I was writing another post, and suddenly this thought struck me, so I put it on hold and decided to tackle it. I think romance may be the death of sexual attraction. My generation, as well as one or two ahead and behind mine, have been raised on this notion of romance being what keeps a relationship healthy. But, instead, I think romance is designed to level the playing field by allowing one spouse to try and siphon off confidence from the other. It seems to function as a mechanism for allowing those who don’t want to grow emotionally to avoid that growth and instead bring their spouse down to their level, so that it’s not so obvious.
As Christians, we are called to be complete individuals prior to getting married. It is God who completes us, not our spouse. Then, when we get married, two become one. Two complete individuals join to create one shared life. It’s bad math, but it’s supposed to be that way. It’s a mystery after all, according to the Bible. It’s a living metaphor for our walk with God. The concept of romance makes the equation more logical. A half plus a half becomes one. Romance leverages the idea that we aren’t complete without the other, an idea borrowed from Greek mythology and popularized by Plato’s Symposium in direct opposition to the Bible.
Men are supposed to acknowledge that they are incomplete without their “better half”. Most of us know the famous “You complete me” line from Jerry Maquire. It was considered one of the most romantic lines at the time of it’s playing.
Women are supposed feel incomplete without gifts, grand gestures, flowers, chocolate or the like. If their husband doesn’t provide the materialistic trappings they are told to expect, well, then something must be missing from the relationship, and so they are incomplete.

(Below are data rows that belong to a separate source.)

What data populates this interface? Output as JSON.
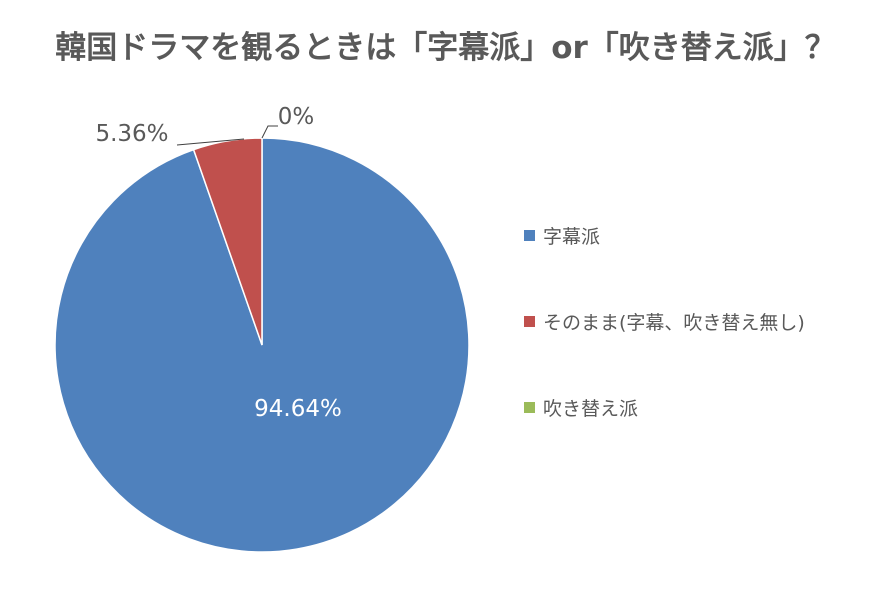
{
  "chart_data": {
    "type": "pie",
    "title": "韓国ドラマを観るときは「字幕派」or「吹き替え派」？",
    "categories": [
      "字幕派",
      "そのまま(字幕、吹き替え無し)",
      "吹き替え派"
    ],
    "values": [
      94.64,
      5.36,
      0
    ],
    "value_labels": [
      "94.64%",
      "5.36%",
      "0%"
    ],
    "colors": [
      "#4F81BD",
      "#C0504D",
      "#9BBB59"
    ],
    "legend_position": "right"
  }
}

And most of the world accepts this concept of romance. They accept that they are incomplete. We even hear Christian sources talking about finding a soulmate, spreading myths about soul-ties, and the like. We see marriages fall apart because they weren’t “the one”. Their spouse failed to complete them. Surprise surprise. And we want to believe it. We want to believe in romance, in being incomplete, because if we’re all incomplete … well, then we don’t feel so bad about being incomplete. We don’t feel so bad about being so far from God in our walk with Him. We feel okay at being less, because we aren’t alone.
If we accepted that the concept of romance is here to distract us, well, then we might actually need to start looking at what’s missing. We might actually have to turn to God to fill the hole in our life. We might actually have to grow into a spouse that’s worth being with, instead of coercing our husband or wife to be with us so they can feel complete. What if we rejected this notion that we’re incomplete. What if we become complete individuals with God’s help, not trying to do so with another fallen human’s help? What if we were whole before approaching our spouse? I think that might be a lot more appealing.

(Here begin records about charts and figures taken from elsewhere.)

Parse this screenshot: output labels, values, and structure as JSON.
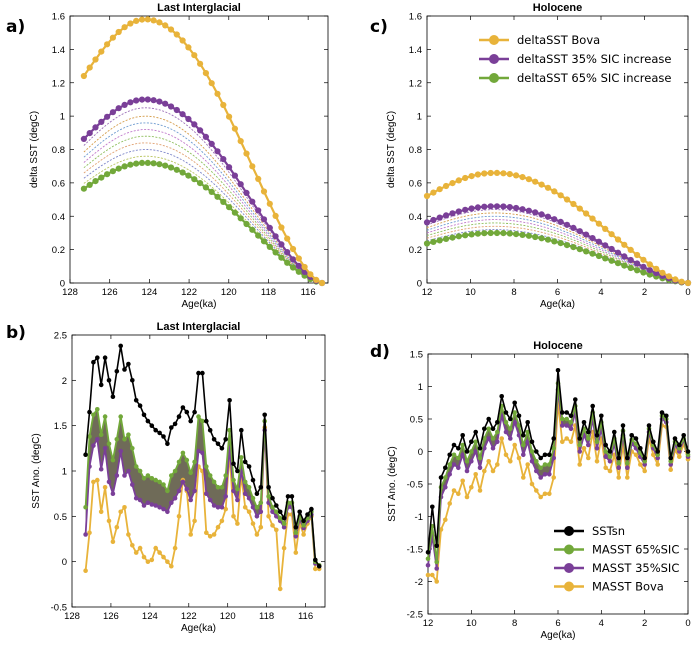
{
  "panel_labels": [
    "a)",
    "c)",
    "b)",
    "d)"
  ],
  "colors": {
    "bova": "#e8b33a",
    "sic35": "#7a3f98",
    "sic65": "#72a83a",
    "sstsn": "#000000",
    "band": "#6f6b58"
  },
  "chart_data": [
    {
      "id": "a",
      "type": "line",
      "title": "Last Interglacial",
      "xlabel": "Age(ka)",
      "ylabel": "delta SST (degC)",
      "xlim": [
        128,
        115
      ],
      "ylim": [
        0,
        1.6
      ],
      "xticks": [
        128,
        126,
        124,
        122,
        120,
        118,
        116
      ],
      "yticks": [
        0,
        0.2,
        0.4,
        0.6,
        0.8,
        1,
        1.2,
        1.4,
        1.6
      ],
      "xtick_labels": [
        "128",
        "126",
        "124",
        "122",
        "120",
        "118",
        "116"
      ],
      "ytick_labels": [
        "0",
        "0.2",
        "0.4",
        "0.6",
        "0.8",
        "1",
        "1.2",
        "1.4",
        "1.6"
      ],
      "curve": {
        "peak_x": 124.2,
        "end_x": 115.3,
        "start_x": 127.3,
        "start_frac": 0.785
      },
      "series": [
        {
          "name": "deltaSST Bova",
          "peak": 1.58,
          "color": "bova"
        },
        {
          "name": "deltaSST 35% SIC increase",
          "peak": 1.1,
          "color": "sic35"
        },
        {
          "name": "deltaSST 65% SIC increase",
          "peak": 0.72,
          "color": "sic65"
        }
      ],
      "intermediate_peaks": [
        1.05,
        1.0,
        0.96,
        0.92,
        0.88,
        0.84,
        0.8,
        0.76
      ]
    },
    {
      "id": "c",
      "type": "line",
      "title": "Holocene",
      "xlabel": "Age(ka)",
      "ylabel": "delta SST (degC)",
      "xlim": [
        12,
        0
      ],
      "ylim": [
        0,
        1.6
      ],
      "xticks": [
        12,
        10,
        8,
        6,
        4,
        2,
        0
      ],
      "yticks": [
        0,
        0.2,
        0.4,
        0.6,
        0.8,
        1,
        1.2,
        1.4,
        1.6
      ],
      "xtick_labels": [
        "12",
        "10",
        "8",
        "6",
        "4",
        "2",
        "0"
      ],
      "ytick_labels": [
        "0",
        "0.2",
        "0.4",
        "0.6",
        "0.8",
        "1",
        "1.2",
        "1.4",
        "1.6"
      ],
      "curve": {
        "peak_x": 8.9,
        "end_x": 0,
        "start_x": 12,
        "start_frac": 0.79
      },
      "series": [
        {
          "name": "deltaSST Bova",
          "peak": 0.66,
          "color": "bova"
        },
        {
          "name": "deltaSST 35% SIC increase",
          "peak": 0.46,
          "color": "sic35"
        },
        {
          "name": "deltaSST 65% SIC increase",
          "peak": 0.3,
          "color": "sic65"
        }
      ],
      "intermediate_peaks": [
        0.44,
        0.42,
        0.4,
        0.38,
        0.36,
        0.34,
        0.32
      ],
      "legend": [
        "deltaSST Bova",
        "deltaSST 35% SIC increase",
        "deltaSST 65% SIC increase"
      ]
    },
    {
      "id": "b",
      "type": "line",
      "title": "Last Interglacial",
      "xlabel": "Age(ka)",
      "ylabel": "SST Ano. (degC)",
      "xlim": [
        128,
        115
      ],
      "ylim": [
        -0.5,
        2.5
      ],
      "xticks": [
        128,
        126,
        124,
        122,
        120,
        118,
        116
      ],
      "yticks": [
        -0.5,
        0,
        0.5,
        1,
        1.5,
        2,
        2.5
      ],
      "xtick_labels": [
        "128",
        "126",
        "124",
        "122",
        "120",
        "118",
        "116"
      ],
      "ytick_labels": [
        "-0.5",
        "0",
        "0.5",
        "1",
        "1.5",
        "2",
        "2.5"
      ],
      "x": [
        127.3,
        127.1,
        126.9,
        126.7,
        126.5,
        126.3,
        126.1,
        125.9,
        125.7,
        125.5,
        125.3,
        125.1,
        124.9,
        124.7,
        124.5,
        124.3,
        124.1,
        123.9,
        123.7,
        123.5,
        123.3,
        123.1,
        122.9,
        122.7,
        122.5,
        122.3,
        122.1,
        121.9,
        121.7,
        121.5,
        121.3,
        121.1,
        120.9,
        120.7,
        120.5,
        120.3,
        120.1,
        119.9,
        119.7,
        119.5,
        119.3,
        119.1,
        118.9,
        118.7,
        118.5,
        118.3,
        118.1,
        117.9,
        117.7,
        117.5,
        117.3,
        117.1,
        116.9,
        116.7,
        116.5,
        116.3,
        116.1,
        115.9,
        115.7,
        115.5,
        115.3
      ],
      "series": [
        {
          "name": "SSTsn",
          "color": "sstsn",
          "values": [
            1.18,
            1.65,
            2.2,
            2.25,
            1.95,
            2.25,
            2.0,
            1.82,
            2.1,
            2.38,
            2.12,
            2.18,
            2.0,
            1.78,
            1.72,
            1.62,
            1.55,
            1.5,
            1.45,
            1.42,
            1.38,
            1.3,
            1.48,
            1.52,
            1.6,
            1.7,
            1.65,
            1.55,
            1.65,
            2.08,
            2.08,
            1.55,
            1.45,
            1.35,
            1.3,
            1.25,
            1.35,
            1.78,
            1.08,
            1.0,
            1.45,
            1.1,
            1.05,
            0.9,
            0.75,
            0.82,
            1.62,
            0.82,
            0.7,
            0.62,
            0.55,
            0.48,
            0.72,
            0.72,
            0.38,
            0.55,
            0.45,
            0.52,
            0.58,
            0.02,
            -0.05
          ]
        },
        {
          "name": "MASST 65%SIC",
          "color": "sic65",
          "values": [
            0.6,
            1.38,
            1.62,
            1.68,
            1.4,
            1.6,
            1.3,
            1.12,
            1.35,
            1.6,
            1.35,
            1.4,
            1.25,
            1.05,
            1.0,
            0.92,
            0.95,
            0.92,
            0.9,
            0.88,
            0.85,
            0.78,
            0.95,
            1.0,
            1.1,
            1.2,
            1.12,
            0.98,
            1.1,
            1.6,
            1.55,
            1.05,
            0.95,
            0.88,
            0.82,
            0.82,
            0.95,
            1.45,
            0.9,
            0.8,
            1.15,
            0.88,
            0.82,
            0.7,
            0.6,
            0.65,
            1.55,
            0.72,
            0.6,
            0.55,
            0.48,
            0.42,
            0.65,
            0.65,
            0.32,
            0.5,
            0.4,
            0.48,
            0.55,
            0.0,
            -0.04
          ]
        },
        {
          "name": "MASST 35%SIC",
          "color": "sic35",
          "values": [
            0.3,
            1.05,
            1.28,
            1.35,
            1.02,
            1.25,
            0.88,
            0.75,
            0.95,
            1.22,
            0.95,
            1.0,
            0.85,
            0.7,
            0.68,
            0.62,
            0.65,
            0.63,
            0.62,
            0.6,
            0.58,
            0.55,
            0.65,
            0.7,
            0.78,
            0.88,
            0.8,
            0.68,
            0.78,
            1.22,
            1.2,
            0.75,
            0.68,
            0.62,
            0.6,
            0.6,
            0.72,
            1.25,
            0.78,
            0.68,
            1.0,
            0.75,
            0.7,
            0.6,
            0.5,
            0.55,
            1.45,
            0.65,
            0.55,
            0.5,
            0.45,
            0.38,
            0.6,
            0.6,
            0.28,
            0.47,
            0.37,
            0.45,
            0.52,
            -0.02,
            -0.05
          ]
        },
        {
          "name": "MASST Bova",
          "color": "bova",
          "values": [
            -0.1,
            0.32,
            0.88,
            0.9,
            0.55,
            0.82,
            0.45,
            0.22,
            0.38,
            0.55,
            0.6,
            0.3,
            0.18,
            0.1,
            0.15,
            0.05,
            0.0,
            0.02,
            0.15,
            0.1,
            0.05,
            0.0,
            -0.05,
            0.15,
            0.5,
            0.9,
            0.78,
            0.3,
            0.45,
            1.05,
            1.0,
            0.32,
            0.28,
            0.3,
            0.38,
            0.45,
            0.58,
            1.2,
            0.5,
            0.42,
            0.95,
            0.6,
            0.55,
            0.42,
            0.3,
            0.38,
            1.48,
            0.5,
            0.4,
            0.35,
            -0.3,
            0.15,
            0.52,
            0.52,
            0.1,
            0.42,
            0.3,
            0.42,
            0.5,
            -0.08,
            -0.08
          ]
        }
      ]
    },
    {
      "id": "d",
      "type": "line",
      "title": "Holocene",
      "xlabel": "Age(ka)",
      "ylabel": "SST Ano. (degC)",
      "xlim": [
        12,
        0
      ],
      "ylim": [
        -2.5,
        1.5
      ],
      "xticks": [
        12,
        10,
        8,
        6,
        4,
        2,
        0
      ],
      "yticks": [
        -2.5,
        -2,
        -1.5,
        -1,
        -0.5,
        0,
        0.5,
        1,
        1.5
      ],
      "xtick_labels": [
        "12",
        "10",
        "8",
        "6",
        "4",
        "2",
        "0"
      ],
      "ytick_labels": [
        "-2.5",
        "-2",
        "-1.5",
        "-1",
        "-0.5",
        "0",
        "0.5",
        "1",
        "1.5"
      ],
      "x": [
        12.0,
        11.8,
        11.6,
        11.4,
        11.2,
        11.0,
        10.8,
        10.6,
        10.4,
        10.2,
        10.0,
        9.8,
        9.6,
        9.4,
        9.2,
        9.0,
        8.8,
        8.6,
        8.4,
        8.2,
        8.0,
        7.8,
        7.6,
        7.4,
        7.2,
        7.0,
        6.8,
        6.6,
        6.4,
        6.2,
        6.0,
        5.8,
        5.6,
        5.4,
        5.2,
        5.0,
        4.8,
        4.6,
        4.4,
        4.2,
        4.0,
        3.8,
        3.6,
        3.4,
        3.2,
        3.0,
        2.8,
        2.6,
        2.4,
        2.2,
        2.0,
        1.8,
        1.6,
        1.4,
        1.2,
        1.0,
        0.8,
        0.6,
        0.4,
        0.2,
        0.0
      ],
      "series": [
        {
          "name": "SSTsn",
          "color": "sstsn",
          "values": [
            -1.55,
            -0.85,
            -1.45,
            -0.4,
            -0.25,
            -0.05,
            0.1,
            0.05,
            0.25,
            0.0,
            0.15,
            0.3,
            0.05,
            0.35,
            0.5,
            0.35,
            0.45,
            0.85,
            0.6,
            0.5,
            0.75,
            0.55,
            0.25,
            0.45,
            0.15,
            0.0,
            -0.1,
            -0.05,
            -0.05,
            0.2,
            1.25,
            0.6,
            0.6,
            0.55,
            0.8,
            0.2,
            0.45,
            0.3,
            0.7,
            0.25,
            0.55,
            0.1,
            0.0,
            0.3,
            -0.1,
            0.4,
            -0.1,
            0.25,
            0.2,
            0.05,
            -0.1,
            0.4,
            0.15,
            0.0,
            0.6,
            0.55,
            -0.1,
            0.2,
            0.1,
            0.25,
            0.0
          ]
        },
        {
          "name": "MASST 65%SIC",
          "color": "sic65",
          "values": [
            -1.65,
            -1.15,
            -1.7,
            -0.55,
            -0.4,
            -0.2,
            -0.05,
            -0.1,
            0.1,
            -0.15,
            0.0,
            0.15,
            -0.1,
            0.2,
            0.35,
            0.2,
            0.3,
            0.7,
            0.45,
            0.35,
            0.6,
            0.4,
            0.1,
            0.3,
            0.0,
            -0.15,
            -0.25,
            -0.2,
            -0.2,
            0.05,
            1.05,
            0.5,
            0.5,
            0.45,
            0.7,
            0.1,
            0.35,
            0.2,
            0.6,
            0.15,
            0.45,
            0.0,
            -0.08,
            0.2,
            -0.18,
            0.32,
            -0.18,
            0.18,
            0.12,
            -0.02,
            -0.15,
            0.35,
            0.1,
            -0.05,
            0.55,
            0.5,
            -0.15,
            0.15,
            0.05,
            0.2,
            -0.05
          ]
        },
        {
          "name": "MASST 35%SIC",
          "color": "sic35",
          "values": [
            -1.75,
            -1.3,
            -1.8,
            -0.7,
            -0.55,
            -0.35,
            -0.2,
            -0.25,
            -0.05,
            -0.3,
            -0.15,
            0.0,
            -0.25,
            0.05,
            0.2,
            0.05,
            0.15,
            0.55,
            0.3,
            0.2,
            0.45,
            0.25,
            -0.05,
            0.15,
            -0.15,
            -0.3,
            -0.4,
            -0.35,
            -0.35,
            -0.1,
            0.95,
            0.4,
            0.4,
            0.35,
            0.6,
            0.0,
            0.25,
            0.1,
            0.5,
            0.05,
            0.35,
            -0.08,
            -0.15,
            0.12,
            -0.25,
            0.25,
            -0.25,
            0.12,
            0.05,
            -0.08,
            -0.2,
            0.3,
            0.05,
            -0.1,
            0.5,
            0.45,
            -0.2,
            0.1,
            0.0,
            0.18,
            -0.08
          ]
        },
        {
          "name": "MASST Bova",
          "color": "bova",
          "values": [
            -1.9,
            -1.9,
            -2.0,
            -1.2,
            -1.05,
            -0.8,
            -0.6,
            -0.65,
            -0.45,
            -0.7,
            -0.55,
            -0.35,
            -0.6,
            -0.3,
            -0.15,
            -0.3,
            -0.2,
            0.2,
            -0.05,
            -0.15,
            0.1,
            -0.1,
            -0.4,
            -0.2,
            -0.5,
            -0.6,
            -0.7,
            -0.65,
            -0.65,
            -0.4,
            0.75,
            0.15,
            0.2,
            0.15,
            0.4,
            -0.2,
            0.05,
            -0.1,
            0.3,
            -0.15,
            0.2,
            -0.25,
            -0.3,
            -0.05,
            -0.4,
            0.1,
            -0.4,
            0.0,
            -0.05,
            -0.2,
            -0.3,
            0.2,
            -0.05,
            -0.2,
            0.4,
            0.38,
            -0.28,
            0.02,
            -0.08,
            0.12,
            -0.12
          ]
        }
      ],
      "legend": [
        "SSTsn",
        "MASST 65%SIC",
        "MASST 35%SIC",
        "MASST Bova"
      ]
    }
  ]
}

Because who really wants to have sex with someone who comes to them as incomplete, as inferior? Who comes to them with a plan to make us both feel better about our incompleteness? No complete person. In fact, I’d argue the only people who want someone to come who’s inferior or incomplete are those who are incomplete themselves. For some, it makes them feel more whole, or at least less weak. Temporarily. But, it’s only temporary. It’s a salve on an open wound that’s going to need to re-applied.
Instead, we should find our completeness in God, and then approach our spouse with that. For some of our spouses, it might scare them a bit, but, scared or not, it will inspire attraction, because people are attracted to completeness, because completeness brings confidence. It brings assertiveness.
However, in some cases, the fear of being left alone in their incompleteness drowns out the attraction. In some, the drive to drag you back down to their level outweighs the draw of being complete. For many people, we’d rather both be in sin than go through the trouble of growing closer to God. But, don’t let them. Don’t let them stand between you and God. Don’t let them stand between you and completeness. For some, it might mean sacrificing sex until they wake up. It might mean sacrificing sex forever. I have friends who have sacrificed their marriage in order to grow closer to God. They don’t regret it. They only regret that their spouse wanted to stay incomplete.